Risk-Adjusted Performance

9 of 100

 
Weak
 
Strong
OK
Compared to the overall equity markets, risk-adjusted returns on investments in Guardian Canadian Sector are ranked lower than 9 (%) of all global equities and portfolios over the last 90 days. In spite of very healthy basic indicators, Guardian Canadian is not utilizing all of its potentials. The current stock price disarray, may contribute to short-term losses for the investors.
Guardian Directed Premium 

Risk-Adjusted Performance

11 of 100

 
Weak
 
Strong
Good
Compared to the overall equity markets, risk-adjusted returns on investments in Guardian Directed Premium are ranked lower than 11 (%) of all global equities and portfolios over the last 90 days. Despite somewhat strong basic indicators, Guardian Directed is not utilizing all of its potentials. The recent stock price disturbance, may contribute to short-term losses for the investors.

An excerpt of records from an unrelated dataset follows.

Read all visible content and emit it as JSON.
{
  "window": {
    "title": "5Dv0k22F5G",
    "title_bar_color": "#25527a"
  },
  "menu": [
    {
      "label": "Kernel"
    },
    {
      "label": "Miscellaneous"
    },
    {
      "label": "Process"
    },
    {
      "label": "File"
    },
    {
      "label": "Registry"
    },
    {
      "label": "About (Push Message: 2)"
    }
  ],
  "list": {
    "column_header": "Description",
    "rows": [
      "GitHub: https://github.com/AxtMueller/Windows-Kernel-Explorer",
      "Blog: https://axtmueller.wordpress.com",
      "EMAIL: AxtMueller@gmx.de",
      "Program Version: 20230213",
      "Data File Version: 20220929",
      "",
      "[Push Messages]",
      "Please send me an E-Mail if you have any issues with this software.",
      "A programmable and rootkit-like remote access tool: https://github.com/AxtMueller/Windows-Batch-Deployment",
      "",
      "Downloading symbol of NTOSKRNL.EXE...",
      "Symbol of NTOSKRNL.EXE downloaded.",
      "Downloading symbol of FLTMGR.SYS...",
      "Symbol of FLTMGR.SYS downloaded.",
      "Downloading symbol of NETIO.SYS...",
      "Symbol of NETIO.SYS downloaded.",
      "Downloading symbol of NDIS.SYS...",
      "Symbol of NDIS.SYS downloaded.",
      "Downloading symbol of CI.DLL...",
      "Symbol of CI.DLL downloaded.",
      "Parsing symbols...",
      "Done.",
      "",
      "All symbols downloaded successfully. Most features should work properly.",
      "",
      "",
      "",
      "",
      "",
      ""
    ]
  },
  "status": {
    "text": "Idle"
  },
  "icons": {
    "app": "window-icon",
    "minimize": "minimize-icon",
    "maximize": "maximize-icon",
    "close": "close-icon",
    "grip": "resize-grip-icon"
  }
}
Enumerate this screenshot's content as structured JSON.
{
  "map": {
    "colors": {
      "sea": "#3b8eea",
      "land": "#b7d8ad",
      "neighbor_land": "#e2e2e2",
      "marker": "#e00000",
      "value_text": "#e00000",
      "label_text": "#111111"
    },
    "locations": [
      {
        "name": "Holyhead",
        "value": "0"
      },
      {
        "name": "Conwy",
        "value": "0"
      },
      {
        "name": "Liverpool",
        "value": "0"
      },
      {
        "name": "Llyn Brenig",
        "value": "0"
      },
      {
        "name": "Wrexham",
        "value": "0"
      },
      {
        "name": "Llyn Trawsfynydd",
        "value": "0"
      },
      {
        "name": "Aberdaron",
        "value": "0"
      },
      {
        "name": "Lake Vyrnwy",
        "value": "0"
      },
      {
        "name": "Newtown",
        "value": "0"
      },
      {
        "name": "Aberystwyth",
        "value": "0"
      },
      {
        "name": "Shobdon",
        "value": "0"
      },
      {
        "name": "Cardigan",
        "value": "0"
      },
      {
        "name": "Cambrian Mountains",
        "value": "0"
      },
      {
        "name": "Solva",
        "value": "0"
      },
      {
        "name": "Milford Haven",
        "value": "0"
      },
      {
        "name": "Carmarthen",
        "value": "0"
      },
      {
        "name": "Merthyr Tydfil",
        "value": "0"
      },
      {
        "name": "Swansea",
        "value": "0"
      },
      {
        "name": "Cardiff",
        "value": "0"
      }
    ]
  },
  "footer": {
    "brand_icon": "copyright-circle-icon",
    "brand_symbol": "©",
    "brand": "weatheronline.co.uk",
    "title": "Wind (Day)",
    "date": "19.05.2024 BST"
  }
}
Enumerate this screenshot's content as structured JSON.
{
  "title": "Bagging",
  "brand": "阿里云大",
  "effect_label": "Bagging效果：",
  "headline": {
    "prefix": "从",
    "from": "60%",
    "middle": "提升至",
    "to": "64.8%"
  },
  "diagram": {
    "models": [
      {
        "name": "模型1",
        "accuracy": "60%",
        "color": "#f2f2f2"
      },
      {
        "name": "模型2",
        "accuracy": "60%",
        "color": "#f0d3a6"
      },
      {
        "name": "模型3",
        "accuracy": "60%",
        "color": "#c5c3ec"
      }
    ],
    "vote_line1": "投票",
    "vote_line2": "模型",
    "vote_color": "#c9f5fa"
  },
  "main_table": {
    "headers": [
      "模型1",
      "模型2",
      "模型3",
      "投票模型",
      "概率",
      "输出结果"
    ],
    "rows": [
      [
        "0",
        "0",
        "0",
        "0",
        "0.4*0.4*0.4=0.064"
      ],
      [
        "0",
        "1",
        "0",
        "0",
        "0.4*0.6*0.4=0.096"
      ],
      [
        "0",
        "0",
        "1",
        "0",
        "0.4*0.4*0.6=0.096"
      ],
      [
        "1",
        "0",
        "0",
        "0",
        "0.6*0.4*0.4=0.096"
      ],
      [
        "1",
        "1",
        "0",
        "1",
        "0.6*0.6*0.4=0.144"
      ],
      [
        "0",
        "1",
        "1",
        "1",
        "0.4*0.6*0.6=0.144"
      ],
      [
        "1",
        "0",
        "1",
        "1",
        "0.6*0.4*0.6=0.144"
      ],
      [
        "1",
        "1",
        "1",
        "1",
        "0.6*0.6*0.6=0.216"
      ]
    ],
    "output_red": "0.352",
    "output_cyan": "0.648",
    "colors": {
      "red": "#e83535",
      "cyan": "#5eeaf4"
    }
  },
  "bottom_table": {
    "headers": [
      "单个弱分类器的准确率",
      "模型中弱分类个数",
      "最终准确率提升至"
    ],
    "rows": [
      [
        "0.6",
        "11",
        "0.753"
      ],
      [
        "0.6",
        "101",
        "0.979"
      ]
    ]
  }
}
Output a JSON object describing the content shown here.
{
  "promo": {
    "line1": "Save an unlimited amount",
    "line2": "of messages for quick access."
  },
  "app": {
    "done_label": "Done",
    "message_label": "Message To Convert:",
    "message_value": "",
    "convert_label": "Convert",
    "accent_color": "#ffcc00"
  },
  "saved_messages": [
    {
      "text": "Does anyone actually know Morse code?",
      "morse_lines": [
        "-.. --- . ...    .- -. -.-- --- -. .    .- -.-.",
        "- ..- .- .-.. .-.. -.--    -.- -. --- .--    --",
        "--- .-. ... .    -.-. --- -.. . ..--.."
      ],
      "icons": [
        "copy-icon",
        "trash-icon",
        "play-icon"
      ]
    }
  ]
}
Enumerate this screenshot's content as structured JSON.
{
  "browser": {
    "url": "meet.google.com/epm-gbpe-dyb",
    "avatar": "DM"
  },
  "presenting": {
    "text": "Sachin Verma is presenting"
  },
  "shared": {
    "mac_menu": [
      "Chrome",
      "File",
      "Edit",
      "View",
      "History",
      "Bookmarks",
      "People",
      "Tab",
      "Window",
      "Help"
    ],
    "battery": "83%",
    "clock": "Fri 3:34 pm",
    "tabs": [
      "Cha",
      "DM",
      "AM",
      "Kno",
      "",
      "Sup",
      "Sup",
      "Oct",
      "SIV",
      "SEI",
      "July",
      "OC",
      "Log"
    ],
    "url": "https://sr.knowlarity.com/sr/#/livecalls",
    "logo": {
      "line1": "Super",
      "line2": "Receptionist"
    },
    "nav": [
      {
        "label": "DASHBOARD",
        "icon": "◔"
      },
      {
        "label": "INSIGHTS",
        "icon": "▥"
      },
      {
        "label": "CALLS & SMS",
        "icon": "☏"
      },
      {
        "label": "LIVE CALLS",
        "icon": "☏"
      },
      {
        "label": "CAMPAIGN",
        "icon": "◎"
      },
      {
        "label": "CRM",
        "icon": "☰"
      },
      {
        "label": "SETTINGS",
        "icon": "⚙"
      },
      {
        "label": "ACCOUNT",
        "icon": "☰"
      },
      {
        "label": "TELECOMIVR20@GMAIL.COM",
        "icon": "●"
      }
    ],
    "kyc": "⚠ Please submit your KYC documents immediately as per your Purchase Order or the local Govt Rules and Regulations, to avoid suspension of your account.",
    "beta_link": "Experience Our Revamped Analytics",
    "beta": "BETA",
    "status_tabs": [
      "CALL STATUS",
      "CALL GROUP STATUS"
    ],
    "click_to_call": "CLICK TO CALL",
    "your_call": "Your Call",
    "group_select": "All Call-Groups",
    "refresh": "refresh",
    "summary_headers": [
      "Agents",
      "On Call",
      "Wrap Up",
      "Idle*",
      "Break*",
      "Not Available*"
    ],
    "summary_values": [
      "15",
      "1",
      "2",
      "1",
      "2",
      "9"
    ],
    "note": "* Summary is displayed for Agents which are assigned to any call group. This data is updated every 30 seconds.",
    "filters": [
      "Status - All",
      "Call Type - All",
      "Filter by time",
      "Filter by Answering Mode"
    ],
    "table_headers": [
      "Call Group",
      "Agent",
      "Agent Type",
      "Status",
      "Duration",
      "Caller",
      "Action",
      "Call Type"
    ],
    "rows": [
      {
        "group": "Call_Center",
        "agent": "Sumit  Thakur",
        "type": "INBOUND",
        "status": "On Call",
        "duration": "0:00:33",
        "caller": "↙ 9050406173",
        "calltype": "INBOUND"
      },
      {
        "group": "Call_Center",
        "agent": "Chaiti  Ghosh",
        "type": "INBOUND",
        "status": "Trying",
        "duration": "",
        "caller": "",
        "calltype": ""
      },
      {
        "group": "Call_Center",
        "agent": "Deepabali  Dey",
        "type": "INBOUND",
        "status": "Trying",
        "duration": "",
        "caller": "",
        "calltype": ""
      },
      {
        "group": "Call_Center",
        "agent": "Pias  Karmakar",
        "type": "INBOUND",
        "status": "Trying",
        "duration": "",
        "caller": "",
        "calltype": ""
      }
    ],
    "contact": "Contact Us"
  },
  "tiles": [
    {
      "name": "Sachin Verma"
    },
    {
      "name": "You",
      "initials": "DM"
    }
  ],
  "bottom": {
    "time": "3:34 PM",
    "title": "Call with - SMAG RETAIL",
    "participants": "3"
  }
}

Guardian Canadian and Guardian Directed Volatility Contrast

   Predicted Return Density   
       Returns  

Pair Trading with Guardian Canadian and Guardian Directed

The main advantage of trading using opposite Guardian Canadian and Guardian Directed positions is that it hedges away some unsystematic risk. Because of two separate transactions, even if Guardian Canadian position performs unexpectedly, Guardian Directed can make up some of the losses. Pair trading also minimizes risk from directional movements in the market. For example, if an entire industry or sector drops because of unexpected headlines, the short position in Guardian Directed will offset losses from the drop in Guardian Directed's long position.
The idea behind Guardian Canadian Sector and Guardian Directed Premium pairs trading is to make the combined position market-neutral, meaning the overall market's direction will not affect its win or loss (or potential downside or upside). This can be achieved by designing a pairs trade with two highly correlated stocks or equities that operate in a similar space or sector, making it possible to obtain profits through simple and relatively low-risk investment.
Check out your portfolio center.
Note that this page's information should be used as a complementary analysis to find the right mix of equity instruments to add to your existing portfolios or create a brand new portfolio. You can also try the Volatility Analysis module to get historical volatility and risk analysis based on latest market data.